Personagens de "Tempo de Matar" retornaram a esse livro, um em especial senti que veio apenas para que o leitor se vingasse mais um pouco de suas ações no primeiro livro. Outros, como o xerife Ozzie, retornou para fundamentar mais sua base e crescer mais ainda na trama.
Carla e Hanna, mulher e filha de Jake, respectivamente, também ganham espaço, mas apenas como apoio do protagonista. Acredito que Carla teve mais envolvimento em "Tempo de matar" (pelo que entendi da conversa dos personagens durante a trama de "A Herança"). Nesse a achei apagada, mas crucial em um determinado momento.
A cidade é em si um personagem forte e muito bem caracterizada. Todos seus habitantes são caricatas e o que se espera de uma cidade pequena e ligada às raízes; raízes que nem sempre são as mais adequadas e corretas, diga-se de passagem.
Vale a pena, Alba?
É preciso saber o enredo que espera e como o autor desdobrará os acontecimentos. É um livro para apaixonados por direito e por suas amardilhas. Muitos termos técnicos são apresentados, mas sempre tendo em mente a fluência da escrita e inúmeros cliffhangers para manter o leitor preso ao texto.
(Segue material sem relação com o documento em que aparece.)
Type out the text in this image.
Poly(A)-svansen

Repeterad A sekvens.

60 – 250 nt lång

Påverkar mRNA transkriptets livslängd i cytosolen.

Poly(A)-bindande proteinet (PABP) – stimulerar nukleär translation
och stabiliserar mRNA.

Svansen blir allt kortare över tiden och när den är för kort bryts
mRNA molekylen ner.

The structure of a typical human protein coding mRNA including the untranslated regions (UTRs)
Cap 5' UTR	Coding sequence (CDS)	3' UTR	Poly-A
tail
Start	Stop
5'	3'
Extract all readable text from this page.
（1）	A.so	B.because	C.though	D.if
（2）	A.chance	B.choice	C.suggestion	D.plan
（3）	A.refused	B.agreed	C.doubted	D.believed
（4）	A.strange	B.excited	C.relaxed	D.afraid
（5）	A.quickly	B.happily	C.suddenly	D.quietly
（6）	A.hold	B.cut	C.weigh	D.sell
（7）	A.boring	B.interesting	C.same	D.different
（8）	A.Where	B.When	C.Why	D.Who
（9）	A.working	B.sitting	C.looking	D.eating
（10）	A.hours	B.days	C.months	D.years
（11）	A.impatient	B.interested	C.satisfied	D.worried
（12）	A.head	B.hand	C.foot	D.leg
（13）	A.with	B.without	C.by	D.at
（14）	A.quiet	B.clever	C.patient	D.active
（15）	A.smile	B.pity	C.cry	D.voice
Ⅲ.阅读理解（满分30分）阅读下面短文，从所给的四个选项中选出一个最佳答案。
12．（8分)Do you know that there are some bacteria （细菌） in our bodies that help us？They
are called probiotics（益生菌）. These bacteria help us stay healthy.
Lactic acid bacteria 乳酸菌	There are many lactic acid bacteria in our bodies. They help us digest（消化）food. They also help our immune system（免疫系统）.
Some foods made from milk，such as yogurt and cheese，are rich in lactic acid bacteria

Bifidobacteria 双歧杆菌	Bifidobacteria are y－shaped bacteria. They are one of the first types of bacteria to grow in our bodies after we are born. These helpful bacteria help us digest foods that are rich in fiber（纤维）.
É um livro para quem curte histórias de julgamentos. Ponto. Não espere romances, não espere acontecimentos que saiam da esfera de um tribunal de justiça. É uma história onde o palco é o tribunal do juri e todo o enredo se desdobra tendo como clímax o resultado do processo.
Eu adoro. E super-recomendo.
"(...) - Seth tinha muito dinheiro e ganhou tudo nos últimos dez anos. Depois de seu segundo divórcio, ele ficou amargo, revoltado com o mundo, falido, e também determinado a ganhar algum dinheiro. Ele realmente gostava da segunda esposa e depois que ela o dispençou, ele quis vingança. Para Seth, vingança significava ganhar mais dinheiro do que ela levou no divórcio."